Again, there are different versions of this recipe. You can add celery, spring onion, Sichuan peppers too. Some people add ajinomoto (MSG) to get that “Chinese food taste”, but I prefer it without the MSG. You can also add a little orange color for that street food look. As the dish is cooked on high heat throughout, chop the vegetables very fine so that the vegetables are cooked well. Cooking on high heat also adds a smoky flavor to the dish.
This is one of the best recipes that my aunt makes. She always prepares the sauce in advance and whips up this spicy dish every time we crib about the dinner being too boring. You can prepare the sauce in advance and keep it in fridge in airtight container. Make sure the rice is not over cooked. you can also use the sauce for stir fries.
You can serve Szechwan rice with a sauce of your choice or it tastes good just by itself.
- 2 cups cooked rice
- 10-12 dry red chillies (tops removed) soaked in hot water for 10 mins
- 3 inch piece of ginger
- 5-6 cloves garlic
- ¼ cup chopped tomatoes
- ½ cup onions finely chopped
- ½ cup finely grated cabbage
- ¼ cup beans finely chopped
- ¼ cup carrots finely chopped
- ¼ cup capsicum finely chopped
- ¼ cup celery finely chopped
- 2 tsp soy sauce
- 2 tsp vinegar
- 2 tbsp sesame oil/any other cooking oil
- Salt to taste
Grind tomato, ginger, garlic, and red chillies to a smooth paste. Heat 1 tbsp oil in a thick bottomed pan. Add onions and cook for few minutes (1-2) till they are translucent and pink. Add cabbage and cook for 2-3 mins. Add the tomato chilli paste and mix well. Keep mixing it every 30-40 seconds. Cook till oil separates. Transfer this sauce to a bowl and keep aside.
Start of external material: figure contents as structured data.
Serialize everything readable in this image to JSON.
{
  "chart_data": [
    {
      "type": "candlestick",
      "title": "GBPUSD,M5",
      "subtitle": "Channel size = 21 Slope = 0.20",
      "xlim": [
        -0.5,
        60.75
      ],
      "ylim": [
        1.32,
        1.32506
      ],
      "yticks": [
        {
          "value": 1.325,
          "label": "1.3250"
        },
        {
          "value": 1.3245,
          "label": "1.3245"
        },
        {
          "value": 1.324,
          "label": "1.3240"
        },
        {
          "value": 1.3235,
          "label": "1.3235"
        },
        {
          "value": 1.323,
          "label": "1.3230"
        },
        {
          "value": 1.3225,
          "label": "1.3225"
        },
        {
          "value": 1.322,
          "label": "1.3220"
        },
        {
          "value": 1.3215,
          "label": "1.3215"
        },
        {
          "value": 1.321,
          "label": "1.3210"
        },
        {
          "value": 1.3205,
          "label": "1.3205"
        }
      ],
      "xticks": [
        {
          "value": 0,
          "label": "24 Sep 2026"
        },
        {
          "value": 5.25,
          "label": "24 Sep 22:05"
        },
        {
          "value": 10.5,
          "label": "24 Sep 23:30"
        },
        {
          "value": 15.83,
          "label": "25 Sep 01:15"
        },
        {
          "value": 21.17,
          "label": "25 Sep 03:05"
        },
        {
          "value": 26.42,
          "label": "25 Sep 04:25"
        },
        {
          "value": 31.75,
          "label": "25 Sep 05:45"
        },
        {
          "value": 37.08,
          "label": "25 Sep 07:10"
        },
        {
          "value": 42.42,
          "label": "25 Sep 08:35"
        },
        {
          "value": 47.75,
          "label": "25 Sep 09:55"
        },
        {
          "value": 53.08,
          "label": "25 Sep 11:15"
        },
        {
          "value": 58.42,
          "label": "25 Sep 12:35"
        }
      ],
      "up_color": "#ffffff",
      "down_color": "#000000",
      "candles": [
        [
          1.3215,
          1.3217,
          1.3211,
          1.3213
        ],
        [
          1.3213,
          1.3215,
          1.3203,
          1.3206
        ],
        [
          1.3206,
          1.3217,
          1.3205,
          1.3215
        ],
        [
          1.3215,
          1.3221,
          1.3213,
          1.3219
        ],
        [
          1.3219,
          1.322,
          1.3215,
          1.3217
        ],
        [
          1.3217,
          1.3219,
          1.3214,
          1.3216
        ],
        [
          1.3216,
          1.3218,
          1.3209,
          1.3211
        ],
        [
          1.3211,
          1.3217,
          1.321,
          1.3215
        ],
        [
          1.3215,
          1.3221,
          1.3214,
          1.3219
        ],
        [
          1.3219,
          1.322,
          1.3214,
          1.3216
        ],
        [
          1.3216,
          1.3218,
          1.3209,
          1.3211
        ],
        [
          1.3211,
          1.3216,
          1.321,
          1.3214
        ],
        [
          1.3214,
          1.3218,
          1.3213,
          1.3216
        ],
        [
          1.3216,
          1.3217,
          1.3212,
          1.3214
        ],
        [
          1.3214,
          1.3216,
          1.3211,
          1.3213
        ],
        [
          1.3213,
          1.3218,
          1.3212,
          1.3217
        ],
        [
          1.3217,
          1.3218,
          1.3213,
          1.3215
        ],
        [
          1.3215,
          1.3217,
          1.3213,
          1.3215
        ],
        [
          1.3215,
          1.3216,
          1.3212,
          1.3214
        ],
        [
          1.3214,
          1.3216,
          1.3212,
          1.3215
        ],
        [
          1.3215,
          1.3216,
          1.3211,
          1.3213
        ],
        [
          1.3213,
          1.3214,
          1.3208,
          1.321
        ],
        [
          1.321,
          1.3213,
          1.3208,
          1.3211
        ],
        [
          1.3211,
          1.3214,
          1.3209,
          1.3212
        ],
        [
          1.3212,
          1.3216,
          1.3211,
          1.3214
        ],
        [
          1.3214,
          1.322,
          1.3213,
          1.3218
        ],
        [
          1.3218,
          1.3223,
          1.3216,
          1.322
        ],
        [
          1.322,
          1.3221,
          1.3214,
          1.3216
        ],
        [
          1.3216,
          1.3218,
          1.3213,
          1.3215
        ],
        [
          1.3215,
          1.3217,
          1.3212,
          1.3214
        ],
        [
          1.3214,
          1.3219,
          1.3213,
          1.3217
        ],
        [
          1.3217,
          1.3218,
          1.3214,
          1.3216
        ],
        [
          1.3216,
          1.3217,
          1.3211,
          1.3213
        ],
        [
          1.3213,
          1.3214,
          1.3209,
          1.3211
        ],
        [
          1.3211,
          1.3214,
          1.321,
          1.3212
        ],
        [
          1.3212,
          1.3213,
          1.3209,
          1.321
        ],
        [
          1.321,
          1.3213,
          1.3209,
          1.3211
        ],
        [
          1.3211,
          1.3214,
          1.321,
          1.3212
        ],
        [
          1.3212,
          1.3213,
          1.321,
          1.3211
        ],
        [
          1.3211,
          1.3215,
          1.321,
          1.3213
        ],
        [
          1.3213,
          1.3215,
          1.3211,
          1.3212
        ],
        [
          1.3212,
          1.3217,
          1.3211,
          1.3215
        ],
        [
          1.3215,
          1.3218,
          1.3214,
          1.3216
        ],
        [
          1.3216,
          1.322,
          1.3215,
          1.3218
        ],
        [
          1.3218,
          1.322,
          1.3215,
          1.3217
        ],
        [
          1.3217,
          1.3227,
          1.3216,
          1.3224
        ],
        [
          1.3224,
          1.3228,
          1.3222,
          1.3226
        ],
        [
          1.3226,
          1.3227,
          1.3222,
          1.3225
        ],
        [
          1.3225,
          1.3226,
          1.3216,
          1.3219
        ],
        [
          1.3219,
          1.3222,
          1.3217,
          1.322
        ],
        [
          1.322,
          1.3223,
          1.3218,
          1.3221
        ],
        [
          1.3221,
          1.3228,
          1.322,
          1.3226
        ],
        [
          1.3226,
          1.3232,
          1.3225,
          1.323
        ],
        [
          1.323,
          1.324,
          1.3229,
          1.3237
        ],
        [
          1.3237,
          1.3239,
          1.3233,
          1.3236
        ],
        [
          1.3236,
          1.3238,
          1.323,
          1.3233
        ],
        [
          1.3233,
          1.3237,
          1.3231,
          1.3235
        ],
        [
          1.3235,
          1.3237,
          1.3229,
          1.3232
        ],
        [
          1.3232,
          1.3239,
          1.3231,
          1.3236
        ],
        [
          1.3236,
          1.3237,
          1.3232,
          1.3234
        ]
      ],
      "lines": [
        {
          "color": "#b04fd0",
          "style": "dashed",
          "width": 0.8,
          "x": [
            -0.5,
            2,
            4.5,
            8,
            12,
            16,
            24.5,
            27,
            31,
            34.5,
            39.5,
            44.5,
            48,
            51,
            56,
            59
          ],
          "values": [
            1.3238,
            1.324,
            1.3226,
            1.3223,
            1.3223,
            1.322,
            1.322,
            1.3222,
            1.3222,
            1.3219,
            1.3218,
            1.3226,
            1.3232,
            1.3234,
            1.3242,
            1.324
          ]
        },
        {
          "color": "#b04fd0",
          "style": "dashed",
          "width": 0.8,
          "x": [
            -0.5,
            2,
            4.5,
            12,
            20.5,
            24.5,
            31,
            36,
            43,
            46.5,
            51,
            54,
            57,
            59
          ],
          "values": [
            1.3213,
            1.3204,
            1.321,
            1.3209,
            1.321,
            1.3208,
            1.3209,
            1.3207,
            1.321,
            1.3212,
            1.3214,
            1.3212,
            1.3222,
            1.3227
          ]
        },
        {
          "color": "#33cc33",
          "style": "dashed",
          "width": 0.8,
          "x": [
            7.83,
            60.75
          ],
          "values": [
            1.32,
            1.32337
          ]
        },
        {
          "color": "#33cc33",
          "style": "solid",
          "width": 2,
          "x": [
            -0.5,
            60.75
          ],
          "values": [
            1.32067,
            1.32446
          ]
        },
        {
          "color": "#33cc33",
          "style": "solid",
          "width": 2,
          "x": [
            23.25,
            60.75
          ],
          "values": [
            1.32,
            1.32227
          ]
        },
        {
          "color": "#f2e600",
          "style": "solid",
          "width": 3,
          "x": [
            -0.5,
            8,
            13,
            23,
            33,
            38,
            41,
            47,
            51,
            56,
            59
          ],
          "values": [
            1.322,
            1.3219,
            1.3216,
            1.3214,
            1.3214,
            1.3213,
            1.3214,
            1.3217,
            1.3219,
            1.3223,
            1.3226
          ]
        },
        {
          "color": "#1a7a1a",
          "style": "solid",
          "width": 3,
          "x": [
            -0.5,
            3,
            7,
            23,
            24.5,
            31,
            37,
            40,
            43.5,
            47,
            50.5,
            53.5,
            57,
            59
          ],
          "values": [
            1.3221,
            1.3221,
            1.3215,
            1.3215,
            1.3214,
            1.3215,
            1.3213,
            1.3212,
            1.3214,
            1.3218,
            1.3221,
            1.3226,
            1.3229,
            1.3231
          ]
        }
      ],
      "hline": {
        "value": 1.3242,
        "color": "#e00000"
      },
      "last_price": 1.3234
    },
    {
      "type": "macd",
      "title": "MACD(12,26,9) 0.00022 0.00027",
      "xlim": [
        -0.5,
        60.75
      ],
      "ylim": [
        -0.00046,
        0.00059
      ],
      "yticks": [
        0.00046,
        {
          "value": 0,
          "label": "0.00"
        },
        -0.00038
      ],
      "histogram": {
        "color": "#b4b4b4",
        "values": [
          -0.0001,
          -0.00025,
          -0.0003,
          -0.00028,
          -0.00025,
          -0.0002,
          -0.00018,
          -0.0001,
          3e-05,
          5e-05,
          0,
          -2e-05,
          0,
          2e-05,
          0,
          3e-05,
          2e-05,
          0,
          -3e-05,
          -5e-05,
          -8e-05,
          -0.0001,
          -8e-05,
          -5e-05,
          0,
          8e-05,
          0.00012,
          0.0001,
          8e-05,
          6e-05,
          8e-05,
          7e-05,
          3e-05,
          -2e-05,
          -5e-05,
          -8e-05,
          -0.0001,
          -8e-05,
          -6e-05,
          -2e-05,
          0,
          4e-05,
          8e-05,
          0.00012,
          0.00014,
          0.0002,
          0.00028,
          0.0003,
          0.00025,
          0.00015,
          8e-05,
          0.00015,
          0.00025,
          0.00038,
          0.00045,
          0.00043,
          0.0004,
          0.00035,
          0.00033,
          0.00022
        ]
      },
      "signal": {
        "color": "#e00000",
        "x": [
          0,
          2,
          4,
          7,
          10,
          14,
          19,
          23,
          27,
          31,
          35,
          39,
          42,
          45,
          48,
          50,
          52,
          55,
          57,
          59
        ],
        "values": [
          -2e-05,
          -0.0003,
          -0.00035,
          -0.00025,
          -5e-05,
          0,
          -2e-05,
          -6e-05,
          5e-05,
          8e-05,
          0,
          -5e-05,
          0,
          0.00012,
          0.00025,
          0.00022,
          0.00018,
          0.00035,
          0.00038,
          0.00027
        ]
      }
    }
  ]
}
This sauce can be used for stir fries too. Once it is completely cooled, you can store it in fridge for upto two weeks in an air tight container.
Heat 1 tbsp oil in a wok/kadhai. Add finely chopped celery and sauté on high heat for 30-40 secs. Add carrots and beans and sauté for 1-2minutes on high heat. Add capsicum and sauté for 1 minute. Add salt and cook for 1-2 mins. Add the schezuan sauce and mix well. Add this gravy to the cooked rice. Mix well and serve hot.